Effect of Porcine Induced Pluripotent Stem Cell-Derived Endothelial Cells on Hind-Limb Ischemia of Mice
YU Yang, LI Yimei, WEI Renyue, CHAI Mengjia, LIU Zhonghua*, ZHANG Yu*
In this study, the repairing ability of porcine iPSC-ECs (iPSC-derived endothelial cells) was studied by using mouse hind-limb ischemia model, in vivo imaging, HE staining, immunohistochemistry, TUNEL staining and Real time-PCR. The results showed that PKH26-labled iPSC-ECs decreased sharply at the early stage of cell transplantation, and the positive signal could seldom be observed after 7 days. Porcine iPSC-ECs treated group had organized morphology after 28 days of cell transplantation, and its total vessel density was (7.66±1.28)%, which was significantly higher than those of PFFs (porcine fetal fibroblasts) and EGM-2 treated groups. The apoptotic cell percentage of iPSC-ECs treated group was (25.83±2.32)%, which was significantly lower than those of the other two groups.

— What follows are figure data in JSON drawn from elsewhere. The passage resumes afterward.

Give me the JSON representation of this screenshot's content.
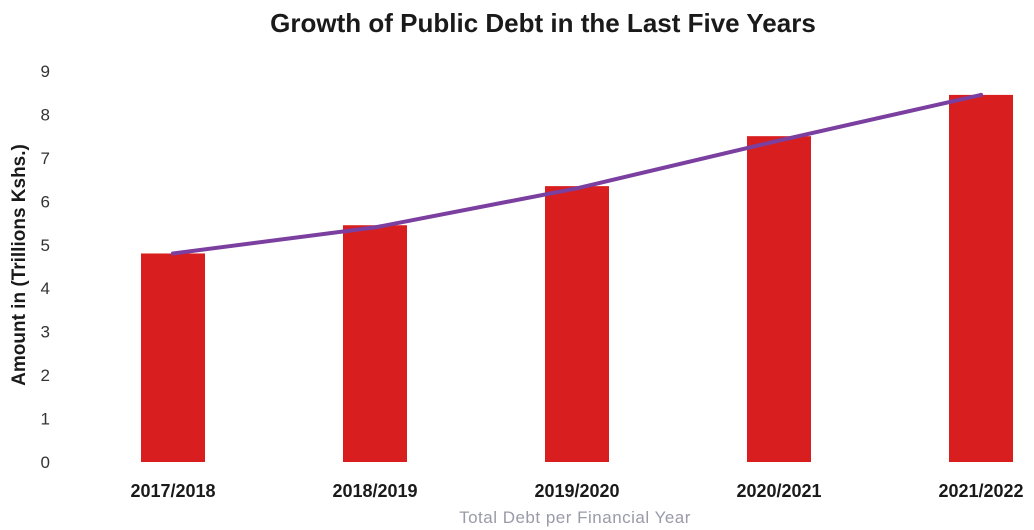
{
  "chart_data": {
    "type": "bar",
    "title": "Growth of Public Debt in the Last Five Years",
    "xlabel": "Total Debt per Financial Year",
    "ylabel": "Amount in (Trillions Kshs.)",
    "categories": [
      "2017/2018",
      "2018/2019",
      "2019/2020",
      "2020/2021",
      "2021/2022"
    ],
    "series": [
      {
        "type": "bar",
        "values": [
          4.8,
          5.45,
          6.35,
          7.5,
          8.45
        ],
        "color": "#d81e1e"
      },
      {
        "type": "line",
        "values": [
          4.8,
          5.4,
          6.3,
          7.4,
          8.45
        ],
        "color": "#7b3fa0"
      }
    ],
    "ylim": [
      0,
      9
    ],
    "yticks": [
      0,
      1,
      2,
      3,
      4,
      5,
      6,
      7,
      8,
      9
    ],
    "grid": false,
    "legend": "none"
  }
}
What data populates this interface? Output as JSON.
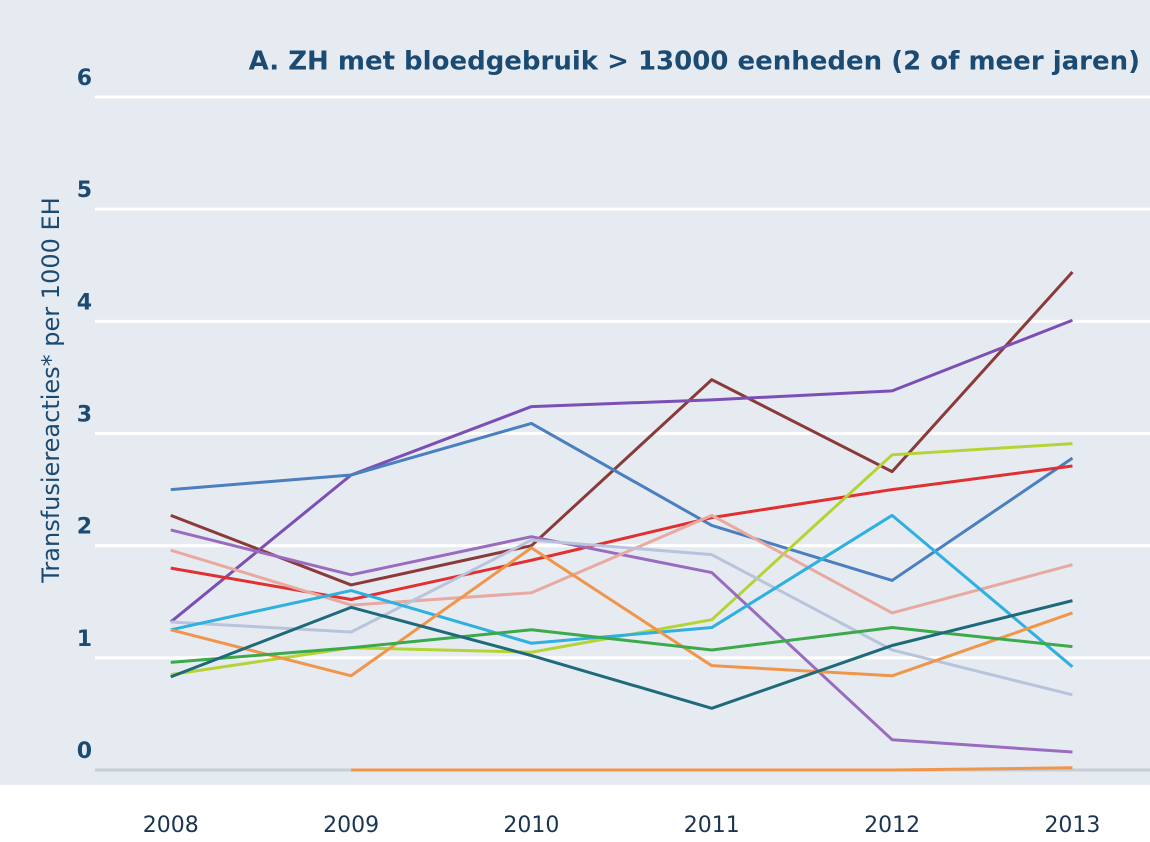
{
  "chart_data": {
    "type": "line",
    "title": "A. ZH met bloedgebruik > 13000 eenheden (2 of meer jaren)",
    "y_label": "Transfusiereacties* per 1000 EH",
    "x": [
      2008,
      2009,
      2010,
      2011,
      2012,
      2013
    ],
    "xlim": [
      2007.58,
      2013.43
    ],
    "xticks": [
      2008,
      2009,
      2010,
      2011,
      2012,
      2013
    ],
    "ylim": [
      0,
      6
    ],
    "yticks": [
      0,
      1,
      2,
      3,
      4,
      5,
      6
    ],
    "grid": true,
    "series": [
      {
        "color": "#8b3a3a",
        "values": [
          2.27,
          1.65,
          2.0,
          3.48,
          2.66,
          4.44
        ]
      },
      {
        "color": "#7b4fb5",
        "values": [
          1.32,
          2.63,
          3.24,
          3.3,
          3.38,
          4.01
        ]
      },
      {
        "color": "#4a7fc0",
        "values": [
          2.5,
          2.63,
          3.09,
          2.18,
          1.69,
          2.78
        ]
      },
      {
        "color": "#e03030",
        "values": [
          1.8,
          1.52,
          1.87,
          2.25,
          2.5,
          2.71
        ]
      },
      {
        "color": "#b5d334",
        "values": [
          0.85,
          1.09,
          1.05,
          1.34,
          2.81,
          2.91
        ]
      },
      {
        "color": "#9a6cc0",
        "values": [
          2.14,
          1.74,
          2.08,
          1.76,
          0.27,
          0.16
        ]
      },
      {
        "color": "#e8a9a0",
        "values": [
          1.96,
          1.47,
          1.58,
          2.27,
          1.4,
          1.83
        ]
      },
      {
        "color": "#b8c4dc",
        "values": [
          1.32,
          1.23,
          2.05,
          1.92,
          1.07,
          0.67
        ]
      },
      {
        "color": "#2fb0e0",
        "values": [
          1.25,
          1.6,
          1.13,
          1.27,
          2.27,
          0.92
        ]
      },
      {
        "color": "#f0964a",
        "values": [
          1.25,
          0.84,
          1.98,
          0.93,
          0.84,
          1.4
        ]
      },
      {
        "color": "#3aaa4a",
        "values": [
          0.96,
          1.09,
          1.25,
          1.07,
          1.27,
          1.1
        ]
      },
      {
        "color": "#1e6a7a",
        "values": [
          0.83,
          1.45,
          1.02,
          0.55,
          1.11,
          1.51
        ]
      },
      {
        "color": "#f0964a",
        "values": [
          null,
          0,
          0,
          0,
          0,
          0.02
        ]
      }
    ]
  }
}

In vitro study showed that, under hypoxic condition, the expression levels of pro-angiogenesis and anti-apoptotic genes of porcine iPSC-ECs were higher than those of PFFs, which was similar to porcine AOCs (aortic endothelial cells). These results suggest that porcine iPSC-ECs not only promote angiogenesis by fusion, but maybe play a role in anti-apoptosis and pro-angiogenesis by paracrine mechanism as well. Studies on porcine iPSCECs, on one hand, provide us experimental data for human endothelial cell transplantation, on the other hand, are beneficial for the establishment of cardiovascular drug screening platform and the understanding of endothelial differentiation and cardiovascular dysfunction.